Amazon Web Services (AWS) have released an open source proof of concept scheduler driver that demonstrated how the Apache Mesos cluster manager could be integrated with the Amazon EC2 Container Service (ECS) preview.
An Apache Mesos framework driver called ECSSchedulerDriver has been released via the AWS Labs Github account, and this driver allows the Mesos cluster management “launch task” commands to be sent directly to ECS. The AWS Compute blog states that this driver demonstrates the potential for Amazon ECS to be integrated with the Mesos ecosystem, which would allow use of Mesos frameworks such as Chronos, Apache Spark and Mesosphere’s Marathon to launch tasks on Amazon ECS.
The AWS Compute blog states that this driver has been released to encourage collaboration between the Amazon ECS and Mesos communities, and the code is not intended for production use.
This is an example of what can be done with Amazon ECS, and is not recommended for production use. We are working with the Mesos community to develop a more robust integration between Apache Mesos and Amazon ECS.

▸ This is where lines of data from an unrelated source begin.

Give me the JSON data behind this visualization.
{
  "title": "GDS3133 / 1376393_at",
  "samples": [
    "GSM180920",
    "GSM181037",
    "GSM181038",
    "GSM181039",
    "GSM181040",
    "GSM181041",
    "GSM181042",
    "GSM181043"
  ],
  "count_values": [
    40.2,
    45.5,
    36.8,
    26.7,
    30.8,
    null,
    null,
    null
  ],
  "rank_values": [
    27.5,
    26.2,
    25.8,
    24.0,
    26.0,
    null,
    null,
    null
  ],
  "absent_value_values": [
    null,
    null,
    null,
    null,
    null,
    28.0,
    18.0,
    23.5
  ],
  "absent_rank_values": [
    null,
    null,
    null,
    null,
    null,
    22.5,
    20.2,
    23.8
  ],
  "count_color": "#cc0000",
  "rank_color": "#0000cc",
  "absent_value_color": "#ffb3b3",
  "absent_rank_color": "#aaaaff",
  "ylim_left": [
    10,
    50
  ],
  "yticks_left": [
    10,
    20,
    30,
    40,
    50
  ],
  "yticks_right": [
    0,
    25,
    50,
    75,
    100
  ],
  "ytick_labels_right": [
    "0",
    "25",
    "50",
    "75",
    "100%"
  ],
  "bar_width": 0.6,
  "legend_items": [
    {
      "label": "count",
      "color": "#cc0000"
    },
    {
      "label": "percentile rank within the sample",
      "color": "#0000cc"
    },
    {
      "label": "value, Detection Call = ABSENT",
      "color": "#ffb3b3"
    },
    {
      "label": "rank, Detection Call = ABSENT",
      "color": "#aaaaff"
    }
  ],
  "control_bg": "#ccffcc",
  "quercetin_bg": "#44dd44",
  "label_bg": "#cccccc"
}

The Amazon ECS preview is a scalable container management service that supports Docker containers and allows distributed applications to be run on a managed cluster of Amazon EC2 instances. Amazon ECS provides an API to enable a developer to launch and stop container-enabled applications, query the cluster state from a centralized service, and provides access to several Amazon EC2 features such as security groups, Elastic Block Store (EBS) volumes and Identity and Access Management (IAM) roles.
The AWS Compute blog states that cluster management is becoming an important task in today’s market, as developers and businesses increasingly develop and deploy distributed applications in the cloud. Cluster management systems schedule work and manage the state of each cluster resource. Examples of modern cluster manager systems include Apache Mesos, Google’s Kubernetes and Apache Hadoop YARN.

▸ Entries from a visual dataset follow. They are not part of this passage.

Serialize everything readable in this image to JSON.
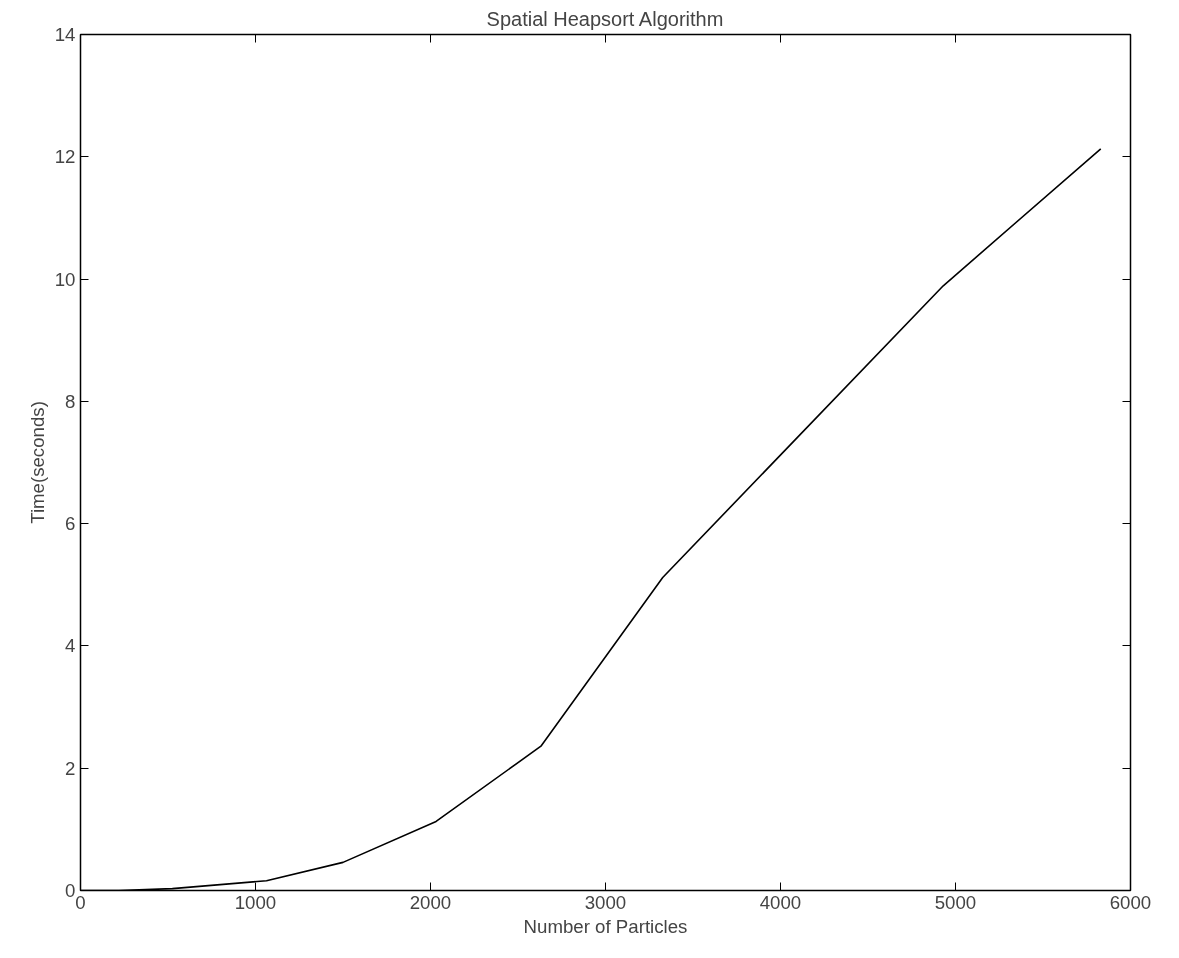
{
  "chart_data": {
    "type": "line",
    "title": "Spatial Heapsort Algorithm",
    "xlabel": "Number of Particles",
    "ylabel": "Time(seconds)",
    "x": [
      0,
      220,
      525,
      1063,
      1500,
      2032,
      2631,
      3327,
      4930,
      5830
    ],
    "series": [
      {
        "color": "#000000",
        "values": [
          0,
          0,
          0.03,
          0.16,
          0.46,
          1.13,
          2.36,
          5.12,
          9.89,
          12.13
        ]
      }
    ],
    "xlim": [
      0,
      6000
    ],
    "xticks": [
      0,
      1000,
      2000,
      3000,
      4000,
      5000,
      6000
    ],
    "ylim": [
      0,
      14
    ],
    "yticks": [
      0,
      2,
      4,
      6,
      8,
      10,
      12,
      14
    ],
    "grid": false,
    "marker": "none",
    "line_style": "solid"
  }
}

Common examples of a developer interacting with a cluster management system is when running MapReduce jobs via Apache Hadoop or Apache Spark, or when scheduling long-running services via Marathon or Apache Aurora. These frameworks typically manage a coordinated cluster of machines working together to perform a large task. In the case of Hadoop or Spark, these tasks are typically data analysis jobs or machine learning using a large data set. In the case of Marathon or Aurora, these tasks are most often application services running within a microservice-style platform.

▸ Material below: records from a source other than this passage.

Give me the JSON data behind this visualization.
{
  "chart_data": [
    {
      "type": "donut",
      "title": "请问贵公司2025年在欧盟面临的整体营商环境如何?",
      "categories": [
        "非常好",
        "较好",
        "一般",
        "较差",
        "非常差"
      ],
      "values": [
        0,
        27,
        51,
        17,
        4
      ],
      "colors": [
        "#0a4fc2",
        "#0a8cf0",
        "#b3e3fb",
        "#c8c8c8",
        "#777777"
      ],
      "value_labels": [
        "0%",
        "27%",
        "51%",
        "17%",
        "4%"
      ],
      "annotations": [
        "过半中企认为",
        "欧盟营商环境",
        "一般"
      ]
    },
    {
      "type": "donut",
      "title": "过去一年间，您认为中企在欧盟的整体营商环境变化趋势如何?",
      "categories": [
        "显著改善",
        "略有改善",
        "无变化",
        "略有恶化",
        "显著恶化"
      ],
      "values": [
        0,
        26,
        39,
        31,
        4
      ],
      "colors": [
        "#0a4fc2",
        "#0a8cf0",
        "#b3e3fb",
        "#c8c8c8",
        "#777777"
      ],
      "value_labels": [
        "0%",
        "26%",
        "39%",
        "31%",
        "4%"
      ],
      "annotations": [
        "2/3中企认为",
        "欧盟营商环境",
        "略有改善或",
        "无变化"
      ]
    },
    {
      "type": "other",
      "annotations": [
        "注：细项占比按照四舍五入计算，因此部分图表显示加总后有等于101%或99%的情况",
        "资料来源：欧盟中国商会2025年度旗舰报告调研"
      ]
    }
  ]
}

The AWS Compute blog states that modern cluster management systems have two fundamental challenges. First, there is a large overhead from managing the state of the cluster. For example, a framework may require the orchestration of a centralised leader or coordination component, and must detect failures, replace machines, and restart the follower components that receive and act on commands.
The second challenge is that each of these systems typically assume full ownership of the machine where their tasks are running. Often multiple individual clusters of machines must be deployed, each dedicated fully to the management system in use. This can lead to inefficient distribution of resources, and jobs taking longer to run than if a shared pool of resources could be used.
The AWS Compute blog states that ECS provides a solution to cluster state management. The management of followers (using the ECS Agent), dispatching of subtasks to the proper location, and state inspection of the cluster are all exposed through an API. Rather than a framework having to manage a set of machines directly, ECS manages the instances.
The Amazon ECS product overview web page states that one of the core principles behind the design of ECS is the separation of the scheduling logic from the state management. This allows the use of ECS schedulers provided by Amazon, bespoke schedulers to be written by a developer, or third party schedulers to be integrated with the service. The Apache Mesos cluster manager was chosen as a first proof of concept as it provides frameworks that support both batch jobs and long-running tasks.
This demonstrates how we can quickly extend ECS based on customer feedback, in some cases, to co-exist and collaborate with existing open source tools such as Mesos and Marathon. You can also write your own schedulers for ECS if you have specific needs.
The proof of concept ECSSchedulerDriver Mesos framework driver can be found in the AWS Labs Github repository, alongside instructions for running a task using Marathon. The Amazon Compute blog requests that feedback be given via the ECS forum.